Indonesia's democratic tradition of accessible leadership faces a test as government officials and politicians complain of difficulty reaching President Prabowo Subianto, with Cabinet Secretary Teddy Indra Wijaya reportedly controlling access to the nation's chief executive.
The influential magazine Tempo dedicated its main editorial to the issue, titled "Everything for Teddy Indra Wijaya," highlighting concerns about the concentration of gatekeeping power in a single official's hands. According to the report, Teddy determines which officials may meet the president and filters the information reaching Prabowo's desk.
The information control raises questions about whether the president receives unfiltered assessments of pressing national challenges, from the rupiah's slide toward 18,000 per dollar to demonstrations against proposed revisions to the TNI law. When a leader's information environment becomes too tightly controlled, policy responses may lag behind public sentiment or fail to address the severity of emerging crises.
Indonesia's post-Suharto democratic culture has traditionally valued direct communication between the president and various stakeholders—from provincial governors to civil society leaders to business representatives. This openness has been seen as essential for governing an archipelago of more than 17,000 islands with hundreds of ethnic groups and distinct regional interests.

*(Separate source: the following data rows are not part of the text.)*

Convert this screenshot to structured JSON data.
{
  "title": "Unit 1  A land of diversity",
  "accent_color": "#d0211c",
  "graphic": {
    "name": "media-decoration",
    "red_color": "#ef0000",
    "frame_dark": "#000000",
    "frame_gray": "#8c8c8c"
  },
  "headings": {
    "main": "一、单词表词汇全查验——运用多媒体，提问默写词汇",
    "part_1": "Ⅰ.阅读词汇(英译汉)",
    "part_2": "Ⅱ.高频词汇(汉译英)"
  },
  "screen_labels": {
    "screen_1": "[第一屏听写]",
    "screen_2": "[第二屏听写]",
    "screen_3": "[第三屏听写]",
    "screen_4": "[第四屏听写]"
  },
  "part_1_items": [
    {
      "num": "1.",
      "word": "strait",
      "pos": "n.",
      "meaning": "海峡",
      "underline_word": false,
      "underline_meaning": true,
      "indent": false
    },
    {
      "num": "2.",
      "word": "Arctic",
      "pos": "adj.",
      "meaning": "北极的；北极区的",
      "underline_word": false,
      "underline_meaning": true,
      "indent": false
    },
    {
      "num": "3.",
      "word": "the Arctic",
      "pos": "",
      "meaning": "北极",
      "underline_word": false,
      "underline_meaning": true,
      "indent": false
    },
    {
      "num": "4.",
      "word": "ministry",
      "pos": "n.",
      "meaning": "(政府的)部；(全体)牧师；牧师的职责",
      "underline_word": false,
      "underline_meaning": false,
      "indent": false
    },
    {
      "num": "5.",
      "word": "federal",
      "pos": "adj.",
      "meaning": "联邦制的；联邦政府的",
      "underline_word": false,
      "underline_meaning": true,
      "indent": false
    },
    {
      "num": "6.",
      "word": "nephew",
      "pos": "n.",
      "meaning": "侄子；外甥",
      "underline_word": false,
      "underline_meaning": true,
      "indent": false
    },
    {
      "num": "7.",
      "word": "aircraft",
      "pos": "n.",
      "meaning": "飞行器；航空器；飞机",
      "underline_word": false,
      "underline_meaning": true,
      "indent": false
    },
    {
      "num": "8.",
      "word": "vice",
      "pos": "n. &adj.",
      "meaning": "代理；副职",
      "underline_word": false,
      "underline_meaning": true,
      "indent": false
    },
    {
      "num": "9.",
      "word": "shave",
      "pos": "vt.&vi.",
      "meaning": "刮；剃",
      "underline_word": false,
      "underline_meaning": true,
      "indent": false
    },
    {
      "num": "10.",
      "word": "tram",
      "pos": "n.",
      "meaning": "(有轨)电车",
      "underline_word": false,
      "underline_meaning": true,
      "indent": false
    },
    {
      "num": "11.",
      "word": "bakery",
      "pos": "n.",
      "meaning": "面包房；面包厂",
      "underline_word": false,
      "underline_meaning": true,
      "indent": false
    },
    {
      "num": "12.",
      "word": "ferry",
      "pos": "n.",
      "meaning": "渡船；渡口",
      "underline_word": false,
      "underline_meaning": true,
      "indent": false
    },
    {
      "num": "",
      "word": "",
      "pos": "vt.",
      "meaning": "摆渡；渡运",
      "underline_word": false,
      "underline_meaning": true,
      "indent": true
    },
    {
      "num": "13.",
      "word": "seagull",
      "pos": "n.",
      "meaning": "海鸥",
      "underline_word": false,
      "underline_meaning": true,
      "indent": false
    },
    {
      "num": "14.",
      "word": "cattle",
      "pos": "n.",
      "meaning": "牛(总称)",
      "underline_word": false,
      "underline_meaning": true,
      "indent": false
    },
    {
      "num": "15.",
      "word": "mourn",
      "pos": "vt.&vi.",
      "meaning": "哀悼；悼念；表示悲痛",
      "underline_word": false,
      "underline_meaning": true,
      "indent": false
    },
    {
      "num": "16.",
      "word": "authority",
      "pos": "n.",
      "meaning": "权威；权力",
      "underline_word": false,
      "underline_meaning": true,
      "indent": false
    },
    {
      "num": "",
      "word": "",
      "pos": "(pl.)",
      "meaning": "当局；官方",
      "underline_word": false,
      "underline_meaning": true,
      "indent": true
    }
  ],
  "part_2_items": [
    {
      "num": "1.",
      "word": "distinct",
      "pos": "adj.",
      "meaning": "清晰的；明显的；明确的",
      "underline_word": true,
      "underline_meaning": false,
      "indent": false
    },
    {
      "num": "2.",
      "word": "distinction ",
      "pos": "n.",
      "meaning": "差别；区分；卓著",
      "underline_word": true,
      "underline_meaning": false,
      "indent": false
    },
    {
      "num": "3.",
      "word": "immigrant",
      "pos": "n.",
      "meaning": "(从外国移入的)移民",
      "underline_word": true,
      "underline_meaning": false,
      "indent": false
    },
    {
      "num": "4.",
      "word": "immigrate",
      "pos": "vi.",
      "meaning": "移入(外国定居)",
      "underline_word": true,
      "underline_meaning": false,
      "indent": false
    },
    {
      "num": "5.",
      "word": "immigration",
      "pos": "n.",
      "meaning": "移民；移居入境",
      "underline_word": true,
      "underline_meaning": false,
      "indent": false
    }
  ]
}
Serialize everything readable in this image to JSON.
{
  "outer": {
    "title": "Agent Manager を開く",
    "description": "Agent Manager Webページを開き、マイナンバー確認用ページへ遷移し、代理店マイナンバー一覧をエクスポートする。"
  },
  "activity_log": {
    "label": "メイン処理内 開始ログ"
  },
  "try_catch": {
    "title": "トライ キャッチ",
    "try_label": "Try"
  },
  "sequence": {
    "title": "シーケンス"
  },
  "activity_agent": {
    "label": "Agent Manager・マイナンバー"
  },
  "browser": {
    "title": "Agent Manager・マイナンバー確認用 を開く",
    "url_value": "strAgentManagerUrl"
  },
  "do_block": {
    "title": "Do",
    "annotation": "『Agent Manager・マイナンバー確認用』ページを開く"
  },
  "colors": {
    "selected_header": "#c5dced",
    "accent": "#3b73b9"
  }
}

Political elites now express concern that this communication flow has become overly centralized and opaque. The concern is not merely about protocol or wounded egos, but about the functioning of democratic governance itself. When information must pass through a single filter, blind spots develop, and urgent issues may not receive presidential attention until they escalate into crises.
Tempo's editorial suggests that recent policy responses to economic pressures and public protests may have been shaped by the narrowed information environment surrounding the president. Whether addressing currency volatility or social unrest, effective governance requires leaders to hear diverse voices and competing assessments of complex situations.